Business Services Industry
Fitch Affirms 7 Classes of Emporia Preferred Funding III, Ltd./LLC
Business Wire, July 15, 2008
NEW YORK -- Fitch affirms seven classes of notes issued by Emporia Preferred Funding III, Ltd./LLC., (Emporia III). The following rating actions are effective immediately:
--$100,000,000 class A-1 notes affirmed at 'AAA';
--$40,000,000 class A-2 notes affirmed at 'AAA';
--$132,580,000 class A-3 notes affirmed at 'AAA';
--$26,845,000 class B notes affirmed at 'AA';
--$37,170,000 class C notes affirmed at 'A';
--$20,650,000 class D notes affirmed at 'BBB';
--$18,585,000 class E notes affirmed at 'BB'.
Emporia III is a collateralized loan obligation (CLO) that closed March 15, 2007 and is managed by Emporia Capital Management, LLC. Emporia III has a revolving portfolio of middle market loans. The revolving period is scheduled to end in April 2013.
The notes are affirmed as the portfolio has performed within Fitch's expectations since the closing date. Approximately 18.9% of the collateral is publicly rated by at least one agency, with 1.9% of the assets currently on rating watch negative by at least one agency, and an additional 5.8% on outlook negative. When factoring in Fitch's shadow ratings performed on the remainder of the portfolio, the average collateral credit quality is 'B-' which remains within the transaction covenant of 'B-/CCC+' factored in Fitch's analysis at transaction close. As of the latest trustee report dated June 2, 2008 there were no defaulted assets in the portfolio. Additionally, all overcollateralization (OC) and interest coverage (IC) tests were passing their minimum required levels as of the latest trustee report, and all coverage tests have increased since the transaction closed.
Approximately 87.5% of the loans in Emporia III's portfolio are senior secured loans, with the other 12.5% being second lien loans. The top three industry concentrations in Emporia III's portfolio are business services (11.3%), food, beverage, and tobacco (11.1%), and healthcare (10.3%). The largest 5 obligors in the portfolio represent roughly 6.5% of the collateral balance. The single largest obligor represents 1.4% of the collateral pool.
The ratings of the class A-1 notes, class A-2 notes, class A-3 notes, and class B notes address the likelihood that investors will receive full and timely payments of interest, as per the transaction's governing documents, as well as the stated balance of principal by the stated maturity date. The ratings of the class C, class D, and class E notes address the likelihood that investors will receive ultimate and compensating interest payments, as per the transaction's governing documents, as well as the stated balance of principal by the stated maturity date.
Fitch will continue to monitor and review this transaction for future rating adjustments. Additional deal information and historical data are available on the Fitch Ratings web site at www.fitchratings.com.

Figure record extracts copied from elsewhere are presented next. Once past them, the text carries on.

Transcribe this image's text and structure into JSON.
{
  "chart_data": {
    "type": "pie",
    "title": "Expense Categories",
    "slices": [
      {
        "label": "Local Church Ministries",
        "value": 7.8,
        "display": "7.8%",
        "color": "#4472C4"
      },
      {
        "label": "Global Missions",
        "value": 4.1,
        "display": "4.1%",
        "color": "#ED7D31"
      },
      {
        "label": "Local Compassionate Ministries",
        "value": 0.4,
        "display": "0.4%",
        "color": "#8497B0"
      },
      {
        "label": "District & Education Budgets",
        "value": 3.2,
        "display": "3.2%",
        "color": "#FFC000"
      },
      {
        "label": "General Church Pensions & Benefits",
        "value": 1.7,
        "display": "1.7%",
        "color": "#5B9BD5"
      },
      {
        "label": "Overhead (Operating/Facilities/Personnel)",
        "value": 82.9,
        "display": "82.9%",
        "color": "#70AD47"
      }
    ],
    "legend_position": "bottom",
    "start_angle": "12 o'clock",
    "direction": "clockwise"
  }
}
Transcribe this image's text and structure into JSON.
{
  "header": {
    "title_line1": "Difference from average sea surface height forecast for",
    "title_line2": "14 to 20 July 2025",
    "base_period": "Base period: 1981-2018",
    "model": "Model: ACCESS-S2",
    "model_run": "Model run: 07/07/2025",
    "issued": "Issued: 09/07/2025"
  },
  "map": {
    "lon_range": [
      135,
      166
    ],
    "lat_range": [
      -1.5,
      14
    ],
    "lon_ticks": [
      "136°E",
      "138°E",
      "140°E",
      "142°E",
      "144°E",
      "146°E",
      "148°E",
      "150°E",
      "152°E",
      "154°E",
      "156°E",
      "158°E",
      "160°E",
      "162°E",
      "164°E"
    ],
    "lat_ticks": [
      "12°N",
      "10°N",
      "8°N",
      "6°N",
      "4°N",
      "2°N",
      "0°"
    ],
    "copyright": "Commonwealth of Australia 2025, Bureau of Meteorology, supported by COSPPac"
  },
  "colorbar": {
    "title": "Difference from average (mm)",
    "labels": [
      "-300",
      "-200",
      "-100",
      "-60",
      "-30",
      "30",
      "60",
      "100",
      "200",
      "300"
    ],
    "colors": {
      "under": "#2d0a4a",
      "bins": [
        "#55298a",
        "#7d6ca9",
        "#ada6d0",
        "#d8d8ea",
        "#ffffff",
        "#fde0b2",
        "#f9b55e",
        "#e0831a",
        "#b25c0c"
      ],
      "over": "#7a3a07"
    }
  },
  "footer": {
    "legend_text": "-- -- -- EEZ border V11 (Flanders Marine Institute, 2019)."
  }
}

Fitch released its updated criteria on April 30, 2008 for Corporate CDOs and, at that time, noted it would be reviewing its ratings accordingly to establish consistency for existing and new transactions. As part of this review, Fitch makes standard adjustments for any names on RWN or Negative Outlook, reducing such ratings for default analysis purposes by two and one notch, respectively. Credit committees are also reviewing transactions that are least impacted by the new criteria and/or portfolio migration.
Fitch's rating definitions and the terms of use of such ratings are available on the agency's public site, www.fitchratings.com. Published ratings, criteria and methodologies are available from this site at all times. Fitch's code of conduct, confidentiality, conflicts of interest, affiliate firewall, compliance and other relevant policies and procedures are also available from the 'Code of Conduct' section of this site.